The droplets fell from the ceiling just as a group of visitors from the state Department of Public Health, the Yale Occupational and Environmental Medicine Program, school administrators, parents and custodians dropped by.
They came to High Horizons as part of an Environmental Protection Agency program to teach schools how to find and root out asthma triggers in their midst. The theory is that if they can teach schools to identify and remedy mold and other indoor air pollutants, they might keep some youngsters from developing asthma, improve the health of those who suffer from it and lower asthma treatment costs.
"It's because of our roof," High Horizons Principal Melissa Jenkins said. "It's flat, like a lot of old roofs. When it rains, the water soaks into the roof. The material underneath acts like a sponge, and when it can't absorb it anymore, the water seeps into different places in the building," she said.
"What I'll have to do now is relocate this class to the school library. It's the only thing I can do until we get a new roof or this one's fixed."
Since 2000, the EPA-funded Indoor Air Quality Team has inspected 780 Connecticut schools, led hundreds of workshops that the federal agency says resulted in a 21.2 percent drop in asthma outbreaks in Hartford the year after the program started, a 48 percent decrease in respiratory-related illnesses in North Haven, and a more than 50 percent decline in asthma-related absenteeism at one Hamden elementary school, from 484 to 203 missed days in a single year.
According to the Connecticut Academy of Science and Engineering, up to 70 percent of Connecticut's schools have indoor air quality problems that affect students. It may interfere with their ability to concentrate and even to attend class. The problem is especially acute in Connecticut's five largest cities, Bridgeport, New Haven, Stamford, Hartford and Waterbury, which account for 42.1 percent of asthma hospitalizations among children in Connecticut.
They send more than three times the number of children to the hospital as the rest of the state, 38.7 per 10,000 as compared to 12.7 per 10,000. And the rate of hospitalizations among black and Hispanic children was close to four times higher than their non-Hispanic white peers.
Kenny Foscue, an environmental occupational health assessor, who heads the state Department of Public Health's Indoor Air Quality Tools for Schools program, calls the leaky ceiling an "obvious mold threat" that may contribute to asthma among Munkwitz's students. Four of the 20 students in the room raised their hands when asked if they suffer from asthma. They often go to the school nurse's office to take medication. When their asthma attacks worsen, they either miss school or wind up in a hospital.

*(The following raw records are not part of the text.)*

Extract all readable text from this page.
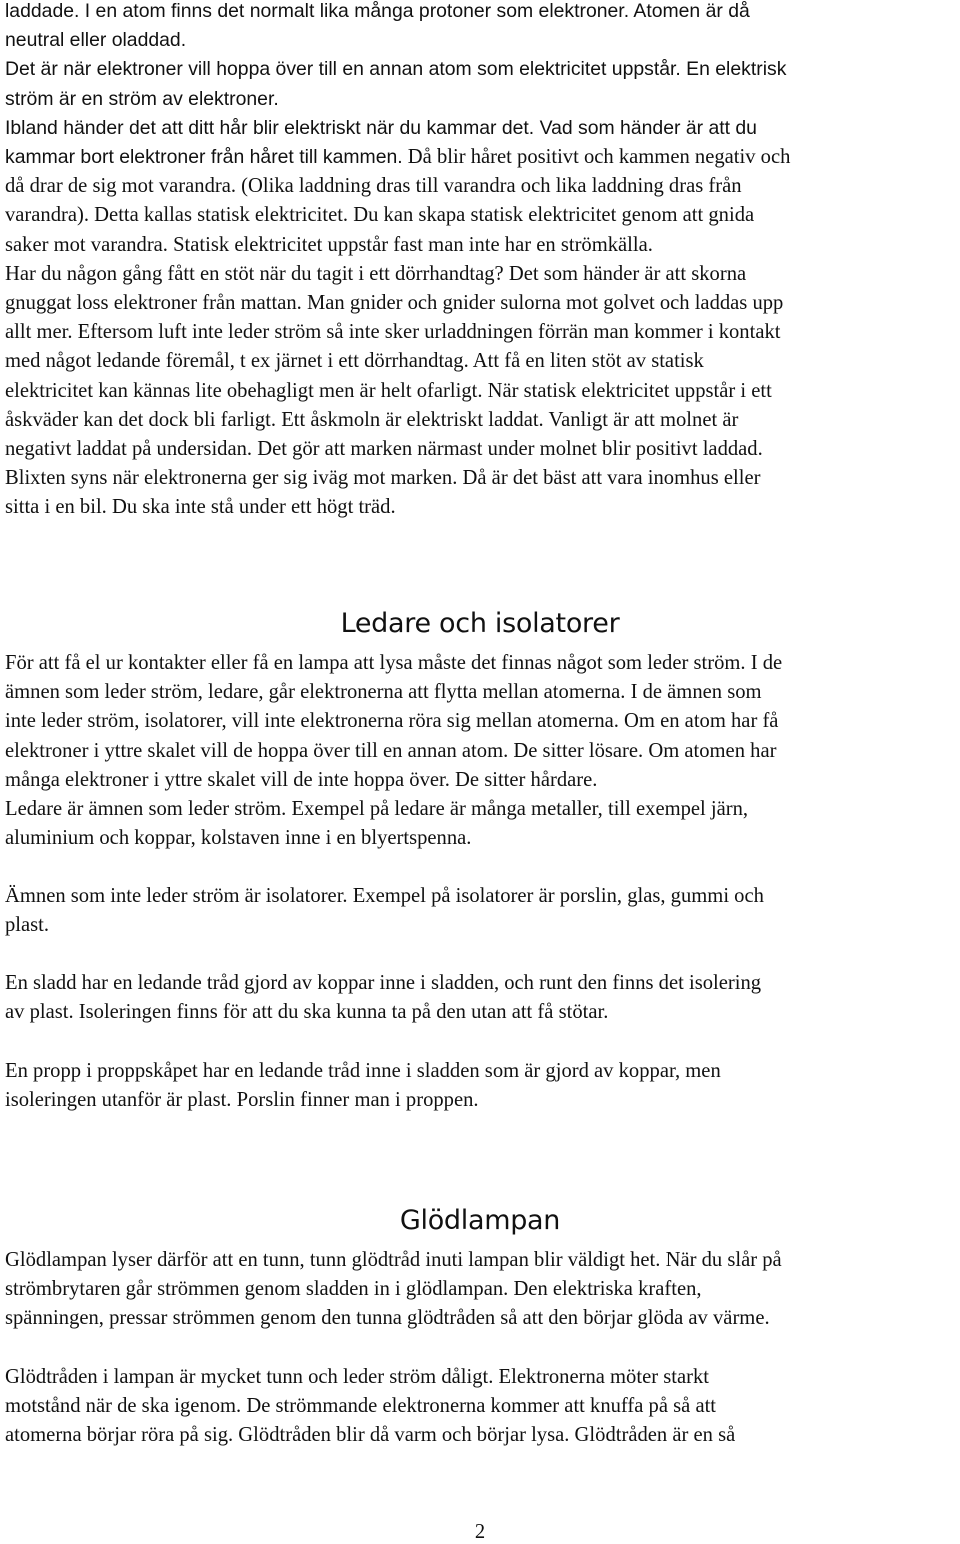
laddade. I en atom finns det normalt lika många protoner som elektroner. Atomen är då
neutral eller oladdad.
Det är när elektroner vill hoppa över till en annan atom som elektricitet uppstår. En elektrisk
ström är en ström av elektroner.
Ibland händer det att ditt hår blir elektriskt när du kammar det. Vad som händer är att du
kammar bort elektroner från håret till kammen. Då blir håret positivt och kammen negativ och
då drar de sig mot varandra. (Olika laddning dras till varandra och lika laddning dras från
varandra). Detta kallas statisk elektricitet. Du kan skapa statisk elektricitet genom att gnida
saker mot varandra. Statisk elektricitet uppstår fast man inte har en strömkälla.
Har du någon gång fått en stöt när du tagit i ett dörrhandtag? Det som händer är att skorna
gnuggat loss elektroner från mattan. Man gnider och gnider sulorna mot golvet och laddas upp
allt mer. Eftersom luft inte leder ström så inte sker urladdningen förrän man kommer i kontakt
med något ledande föremål, t ex järnet i ett dörrhandtag. Att få en liten stöt av statisk
elektricitet kan kännas lite obehagligt men är helt ofarligt. När statisk elektricitet uppstår i ett
åskväder kan det dock bli farligt. Ett åskmoln är elektriskt laddat. Vanligt är att molnet är
negativt laddat på undersidan. Det gör att marken närmast under molnet blir positivt laddad.
Blixten syns när elektronerna ger sig iväg mot marken. Då är det bäst att vara inomhus eller
sitta i en bil. Du ska inte stå under ett högt träd.

Ledare och isolatorer

För att få el ur kontakter eller få en lampa att lysa måste det finnas något som leder ström. I de
ämnen som leder ström, ledare, går elektronerna att flytta mellan atomerna. I de ämnen som
inte leder ström, isolatorer, vill inte elektronerna röra sig mellan atomerna. Om en atom har få
elektroner i yttre skalet vill de hoppa över till en annan atom. De sitter lösare. Om atomen har
många elektroner i yttre skalet vill de inte hoppa över. De sitter hårdare.
Ledare är ämnen som leder ström. Exempel på ledare är många metaller, till exempel järn,
aluminium och koppar, kolstaven inne i en blyertspenna.

Ämnen som inte leder ström är isolatorer. Exempel på isolatorer är porslin, glas, gummi och
plast.

En sladd har en ledande tråd gjord av koppar inne i sladden, och runt den finns det isolering
av plast. Isoleringen finns för att du ska kunna ta på den utan att få stötar.

En propp i proppskåpet har en ledande tråd inne i sladden som är gjord av koppar, men
isoleringen utanför är plast. Porslin finner man i proppen.

Glödlampan

Glödlampan lyser därför att en tunn, tunn glödtråd inuti lampan blir väldigt het. När du slår på
strömbrytaren går strömmen genom sladden in i glödlampan. Den elektriska kraften,
spänningen, pressar strömmen genom den tunna glödtråden så att den börjar glöda av värme.

Glödtråden i lampan är mycket tunn och leder ström dåligt. Elektronerna möter starkt
motstånd när de ska igenom. De strömmande elektronerna kommer att knuffa på så att
atomerna börjar röra på sig. Glödtråden blir då varm och börjar lysa. Glödtråden är en så

2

According to the state Department of Public Health, youngsters also accounted for 7,200 emergency room visits between 2000 and 2004, racking up an average bill of $527 to stabilize their asthma, or a total annual charge of $3.8 million.
"Asthma rates among children, especially kids in urban areas, is high. It's been high for a while," Foscue said, "yet it's one of those illnesses where lifestyle changes, things you do to alter your surroundings, can make a big difference."
All about asthma What is it: Asthma is a disease that affects the lungs. It is marked by repeated episodes of wheezing, breathlessness, chest tightness and nighttime or early morning coughing. During an asthma attack, the airways in the lungs swell so less air gets in and out of the lungs while mucus the body produces clog the airways even more. Prevalence: Bridgeport, New Haven, Stamford, Hartford and Waterbury account for 42.1 percent of all asthma hospitalizations among children in Connecticut. To put the asthma threat in perspective, Connecticut's largest cities send more than three times the number of children to the hospital as does the rest of the state, 38.7 per 10,000 as compared to 12.7 per 10,000. A total of 248,000 adults (9.3 percent of the adult population) and 86,000 children (10.5 percent of all children) are diagnosed with asthma. Money matters: Altogether, Connecticut spends $47.3 million on in-patient hospital treatment and $13.4 million for emergency room visits for asthma.